Die Theorie von Allem Film germano-austro-suisse de Timm Kröger (2023), avec Jan Bülow, Olivia Ross, Hanns Zischler, Gottfried Breitfuss, Philippe Graber, David Bennent, Ladina von Frisching, Imogen Kogge, Dirk Böhling, Peter Hottinger, Joey Zimmermann, Eva Maria Jost… 1h58. Sortie le 21 février 2024.
L’ivresse des cimes
Un écrivain invité dans une émission de télévision révèle que son livre n’est pas un roman mais le récit d’événements qu’il a lui-même vécus en 1962, au cours d’un congrès de physique organisé dans un hôtel des Alpes suisses où il accompagnait son éminent tuteur. Avant de quitter brusquement le plateau, il interpelle une certaine Karin à qui il demande de se manifester pour accréditer ses dires. Prologue en couleur d’un film en noir et blanc qui évoque l’existence de mondes parallèles accessibles par des tunnels dans lesquels des scientifiques se réunissent pour assister à des phénomènes irrationnels, tandis qu’à l’extérieur la colère gronde et un enfant disparaît. Universal Theory fait partie de ces films sous influences qui creusent leur propre sillon et requièrent de la part du spectateur une bonne dose d’imagination.

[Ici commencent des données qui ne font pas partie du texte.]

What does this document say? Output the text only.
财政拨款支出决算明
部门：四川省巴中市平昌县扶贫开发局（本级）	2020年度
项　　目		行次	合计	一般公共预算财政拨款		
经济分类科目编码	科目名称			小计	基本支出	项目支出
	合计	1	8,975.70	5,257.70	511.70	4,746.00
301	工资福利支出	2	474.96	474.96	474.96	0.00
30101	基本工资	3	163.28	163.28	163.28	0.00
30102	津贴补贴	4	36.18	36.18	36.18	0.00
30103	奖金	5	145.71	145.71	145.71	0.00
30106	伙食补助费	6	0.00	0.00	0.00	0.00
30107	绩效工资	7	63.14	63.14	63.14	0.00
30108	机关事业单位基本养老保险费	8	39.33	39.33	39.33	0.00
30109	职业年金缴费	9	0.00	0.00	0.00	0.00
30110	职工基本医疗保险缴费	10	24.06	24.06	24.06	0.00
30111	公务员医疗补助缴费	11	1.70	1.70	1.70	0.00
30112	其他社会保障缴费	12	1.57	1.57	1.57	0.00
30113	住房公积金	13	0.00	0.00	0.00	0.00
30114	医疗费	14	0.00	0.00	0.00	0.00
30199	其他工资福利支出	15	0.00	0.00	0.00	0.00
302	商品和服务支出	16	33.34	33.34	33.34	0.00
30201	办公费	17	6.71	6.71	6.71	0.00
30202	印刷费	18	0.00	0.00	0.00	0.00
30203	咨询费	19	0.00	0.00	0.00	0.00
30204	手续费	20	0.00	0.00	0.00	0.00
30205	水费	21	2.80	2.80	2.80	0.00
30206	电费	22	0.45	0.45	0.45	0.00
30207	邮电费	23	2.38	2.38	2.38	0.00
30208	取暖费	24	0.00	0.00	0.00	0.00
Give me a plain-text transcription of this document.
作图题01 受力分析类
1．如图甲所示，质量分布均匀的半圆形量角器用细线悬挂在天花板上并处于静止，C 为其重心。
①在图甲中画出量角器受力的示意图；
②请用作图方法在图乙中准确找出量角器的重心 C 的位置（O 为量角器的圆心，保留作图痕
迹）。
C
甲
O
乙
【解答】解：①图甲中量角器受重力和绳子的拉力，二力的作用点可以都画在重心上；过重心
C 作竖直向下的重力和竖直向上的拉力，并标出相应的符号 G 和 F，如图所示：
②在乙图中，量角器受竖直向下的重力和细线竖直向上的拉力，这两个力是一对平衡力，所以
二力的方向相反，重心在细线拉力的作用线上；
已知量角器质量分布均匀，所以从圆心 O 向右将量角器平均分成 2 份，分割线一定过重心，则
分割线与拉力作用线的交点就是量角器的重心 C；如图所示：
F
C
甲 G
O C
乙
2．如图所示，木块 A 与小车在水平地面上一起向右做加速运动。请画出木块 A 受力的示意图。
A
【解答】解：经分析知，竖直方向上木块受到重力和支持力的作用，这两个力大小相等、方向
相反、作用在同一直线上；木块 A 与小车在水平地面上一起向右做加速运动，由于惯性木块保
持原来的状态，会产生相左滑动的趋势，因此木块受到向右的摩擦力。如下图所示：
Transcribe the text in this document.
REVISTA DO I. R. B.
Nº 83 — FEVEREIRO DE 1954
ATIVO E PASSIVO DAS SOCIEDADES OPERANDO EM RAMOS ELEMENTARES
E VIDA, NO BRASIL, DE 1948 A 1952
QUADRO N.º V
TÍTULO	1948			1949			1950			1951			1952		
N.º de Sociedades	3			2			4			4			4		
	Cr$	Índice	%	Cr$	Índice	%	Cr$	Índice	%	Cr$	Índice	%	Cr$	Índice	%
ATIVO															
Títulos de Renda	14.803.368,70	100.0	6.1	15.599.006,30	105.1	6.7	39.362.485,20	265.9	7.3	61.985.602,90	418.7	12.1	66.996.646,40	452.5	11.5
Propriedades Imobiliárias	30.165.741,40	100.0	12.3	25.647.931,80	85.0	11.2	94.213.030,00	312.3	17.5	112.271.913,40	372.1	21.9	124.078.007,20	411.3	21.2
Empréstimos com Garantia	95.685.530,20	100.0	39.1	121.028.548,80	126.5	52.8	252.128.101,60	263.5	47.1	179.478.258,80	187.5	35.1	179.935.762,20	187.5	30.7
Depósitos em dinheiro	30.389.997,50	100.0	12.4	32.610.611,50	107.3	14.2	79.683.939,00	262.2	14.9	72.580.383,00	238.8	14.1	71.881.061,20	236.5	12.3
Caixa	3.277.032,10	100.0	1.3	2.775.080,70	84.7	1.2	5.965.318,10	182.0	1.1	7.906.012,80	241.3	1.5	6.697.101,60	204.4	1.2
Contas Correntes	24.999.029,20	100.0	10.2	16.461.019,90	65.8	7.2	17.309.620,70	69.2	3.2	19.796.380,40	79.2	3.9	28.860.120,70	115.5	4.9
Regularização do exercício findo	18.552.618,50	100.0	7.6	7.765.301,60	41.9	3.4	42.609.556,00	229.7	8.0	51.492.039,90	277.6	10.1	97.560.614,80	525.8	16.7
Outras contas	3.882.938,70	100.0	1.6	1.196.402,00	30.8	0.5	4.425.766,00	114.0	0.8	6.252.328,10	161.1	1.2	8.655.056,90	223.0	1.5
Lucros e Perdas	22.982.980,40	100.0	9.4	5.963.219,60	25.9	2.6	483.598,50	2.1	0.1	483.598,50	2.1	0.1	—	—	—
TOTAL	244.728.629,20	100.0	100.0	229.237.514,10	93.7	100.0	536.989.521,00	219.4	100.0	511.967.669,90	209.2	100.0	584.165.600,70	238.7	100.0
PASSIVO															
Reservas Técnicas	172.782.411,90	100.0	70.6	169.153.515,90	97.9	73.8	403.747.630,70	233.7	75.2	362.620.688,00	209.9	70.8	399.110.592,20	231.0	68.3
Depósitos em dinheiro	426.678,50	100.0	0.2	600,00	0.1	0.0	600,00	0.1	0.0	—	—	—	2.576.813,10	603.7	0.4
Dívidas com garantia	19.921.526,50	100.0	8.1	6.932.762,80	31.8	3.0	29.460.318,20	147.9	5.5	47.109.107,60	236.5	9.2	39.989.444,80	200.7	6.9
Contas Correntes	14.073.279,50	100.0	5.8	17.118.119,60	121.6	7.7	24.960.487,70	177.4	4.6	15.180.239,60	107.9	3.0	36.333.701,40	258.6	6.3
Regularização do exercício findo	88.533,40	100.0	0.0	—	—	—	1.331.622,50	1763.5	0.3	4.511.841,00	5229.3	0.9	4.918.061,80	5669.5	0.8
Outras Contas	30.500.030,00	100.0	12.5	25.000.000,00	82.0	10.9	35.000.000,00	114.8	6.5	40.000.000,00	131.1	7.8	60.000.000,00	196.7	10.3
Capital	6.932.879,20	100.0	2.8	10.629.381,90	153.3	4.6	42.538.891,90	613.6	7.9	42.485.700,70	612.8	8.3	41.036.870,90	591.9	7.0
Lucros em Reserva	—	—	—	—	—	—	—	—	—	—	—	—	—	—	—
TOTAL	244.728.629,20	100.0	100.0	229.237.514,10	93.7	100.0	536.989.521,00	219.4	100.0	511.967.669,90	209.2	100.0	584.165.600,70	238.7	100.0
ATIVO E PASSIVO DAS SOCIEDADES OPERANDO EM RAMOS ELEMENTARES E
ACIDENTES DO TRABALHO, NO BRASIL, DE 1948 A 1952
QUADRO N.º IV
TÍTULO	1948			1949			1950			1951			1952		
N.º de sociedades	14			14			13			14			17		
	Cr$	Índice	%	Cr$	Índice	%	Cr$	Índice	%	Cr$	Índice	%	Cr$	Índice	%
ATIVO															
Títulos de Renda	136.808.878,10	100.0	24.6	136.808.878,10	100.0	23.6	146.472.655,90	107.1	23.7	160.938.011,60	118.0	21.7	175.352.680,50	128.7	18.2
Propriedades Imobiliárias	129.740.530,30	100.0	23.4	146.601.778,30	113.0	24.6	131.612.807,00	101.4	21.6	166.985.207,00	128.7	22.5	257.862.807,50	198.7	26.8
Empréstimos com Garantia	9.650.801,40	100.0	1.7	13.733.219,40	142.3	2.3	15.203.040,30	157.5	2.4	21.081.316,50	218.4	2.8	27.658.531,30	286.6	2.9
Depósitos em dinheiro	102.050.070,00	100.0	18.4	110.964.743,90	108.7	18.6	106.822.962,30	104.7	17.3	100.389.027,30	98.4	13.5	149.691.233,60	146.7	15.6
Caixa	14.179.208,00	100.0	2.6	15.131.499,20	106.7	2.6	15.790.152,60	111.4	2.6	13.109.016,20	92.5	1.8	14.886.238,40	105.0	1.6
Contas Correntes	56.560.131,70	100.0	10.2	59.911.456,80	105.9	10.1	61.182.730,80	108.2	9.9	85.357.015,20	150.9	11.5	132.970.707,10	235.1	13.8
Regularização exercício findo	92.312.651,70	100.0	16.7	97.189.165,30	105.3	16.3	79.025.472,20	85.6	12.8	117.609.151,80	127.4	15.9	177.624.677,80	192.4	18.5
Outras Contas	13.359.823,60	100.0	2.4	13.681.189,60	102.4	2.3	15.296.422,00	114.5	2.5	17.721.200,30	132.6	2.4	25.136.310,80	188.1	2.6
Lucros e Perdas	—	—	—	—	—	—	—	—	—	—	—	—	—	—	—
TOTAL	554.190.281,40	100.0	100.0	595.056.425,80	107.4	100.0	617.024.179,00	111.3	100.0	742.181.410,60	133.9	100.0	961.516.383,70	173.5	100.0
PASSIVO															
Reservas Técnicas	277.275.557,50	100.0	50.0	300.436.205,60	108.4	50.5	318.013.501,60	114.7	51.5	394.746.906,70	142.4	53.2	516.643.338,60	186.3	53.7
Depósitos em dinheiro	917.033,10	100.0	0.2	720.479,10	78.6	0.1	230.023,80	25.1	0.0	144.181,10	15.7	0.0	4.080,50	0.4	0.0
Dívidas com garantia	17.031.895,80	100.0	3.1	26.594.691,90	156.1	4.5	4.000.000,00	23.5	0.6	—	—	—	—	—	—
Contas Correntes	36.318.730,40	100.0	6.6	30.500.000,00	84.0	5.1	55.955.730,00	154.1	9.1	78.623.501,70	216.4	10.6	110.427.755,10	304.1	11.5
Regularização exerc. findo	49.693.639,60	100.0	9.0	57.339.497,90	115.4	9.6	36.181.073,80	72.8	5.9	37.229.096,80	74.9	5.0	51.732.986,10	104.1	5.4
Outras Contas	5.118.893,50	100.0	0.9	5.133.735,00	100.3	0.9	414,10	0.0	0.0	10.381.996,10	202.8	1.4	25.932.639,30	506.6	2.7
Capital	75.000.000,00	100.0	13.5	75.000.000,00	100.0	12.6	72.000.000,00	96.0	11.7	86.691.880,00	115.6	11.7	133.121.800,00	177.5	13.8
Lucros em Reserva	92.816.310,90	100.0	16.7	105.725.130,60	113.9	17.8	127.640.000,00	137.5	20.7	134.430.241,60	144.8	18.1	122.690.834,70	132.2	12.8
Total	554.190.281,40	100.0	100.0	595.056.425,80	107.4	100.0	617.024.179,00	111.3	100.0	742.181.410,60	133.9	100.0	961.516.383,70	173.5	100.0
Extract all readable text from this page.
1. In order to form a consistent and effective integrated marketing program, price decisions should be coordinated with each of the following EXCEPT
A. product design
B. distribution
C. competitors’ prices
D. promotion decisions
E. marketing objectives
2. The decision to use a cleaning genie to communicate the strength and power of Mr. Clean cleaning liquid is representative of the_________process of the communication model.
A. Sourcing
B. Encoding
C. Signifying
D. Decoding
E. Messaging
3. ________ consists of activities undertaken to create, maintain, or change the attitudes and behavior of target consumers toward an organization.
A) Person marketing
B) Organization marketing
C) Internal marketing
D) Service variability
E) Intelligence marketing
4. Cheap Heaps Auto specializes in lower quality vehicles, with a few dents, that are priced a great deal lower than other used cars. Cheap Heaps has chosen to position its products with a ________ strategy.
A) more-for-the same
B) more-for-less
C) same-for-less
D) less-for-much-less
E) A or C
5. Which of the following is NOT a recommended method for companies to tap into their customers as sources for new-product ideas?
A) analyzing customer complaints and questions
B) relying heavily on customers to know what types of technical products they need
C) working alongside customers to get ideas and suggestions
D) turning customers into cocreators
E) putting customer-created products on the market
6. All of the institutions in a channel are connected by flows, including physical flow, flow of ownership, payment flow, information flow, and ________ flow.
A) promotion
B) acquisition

Le réalisateur Timm Kröger y puise aux sources mêmes du cinéma allemand sinon à celles des légendes germaniques. Le cadre géographique est en soi une invitation au rêve, avec cet hôtel monumental édifié en altitude qui évoque le sanatorium de La montagne magique et ces cimes enneigées qui servirent de cadre dans les années 30 à des romances à succès dont l’une des jeunes premières les plus en vue fut Leni Riefenstahl avant de devenir la propagandiste en chef du Troisième Reich. Il faut dire que le décor est ici l’une des composantes principales de cette ténébreuse affaire d’apprentis sorciers en âge d’être d’anciens dignitaires nazis rassemblés sous un prétexte scientifique qui dissimule en fait un incroyable secret permettant de communiquer avec l’Au-Delà.
Au-delà des rêves…
La seconde référence majeure d’Universal Theory est concomitante à la première. Elle renvoie à l’expressionnisme allemand, qu’il s’agisse des premiers opus de Fritz Lang avec leurs savants fous et leur flirt poussé avec l’irrationnel, ou du Nosferatu le vampire de Friedrich Wilhelm Murnau dont un carton nous avertit que “ quand il eut dépassé le pont, les fantômes vinrent à sa rencontre ”, ce qui constitue par extension une invitation à pénétrer dans une autre dimension. Jusqu’aux mines patibulaires des personnages, à leurs vestes de cuir et à leur détermination à protéger leurs recherches aux yeux du monde. Timm Kröger utilise avec virtuosité ces multiples composantes pour en tirer un film qui cultive sa singularité avec une jubilation communicative. Avec en prime la présence obsédante d’une femme fatale dont la personnalité s’avèrera emblématique de la tragique histoire de la première moitié du vingtième siècle. Comme si l’anti-héros si fragile de ce voyage sans retour était condamné à endosser à lui seul un héritage trop lourd, quitte à lui sacrifier son existence et même sa raison, à défaut de convaincre quiconque du secret écrasant dont il a été témoin et qui hante ses jours comme ses nuits, faute de pouvoir le partager pour s’en soulager. Avec en prime la présence symbolique de deux acteurs indissociables du jeune cinéma allemand des années 70 : Hanns Zischler, l’acteur fétiche de Wim Wenders à ses débuts, et David Bennent l’interprète du rôle-titre du Tambour de Volker Schlöndorff. Que de bonnes raisons de se laisser porter par l’étrangeté de ce film accueilli comme une révélation à la Mostra de Venise.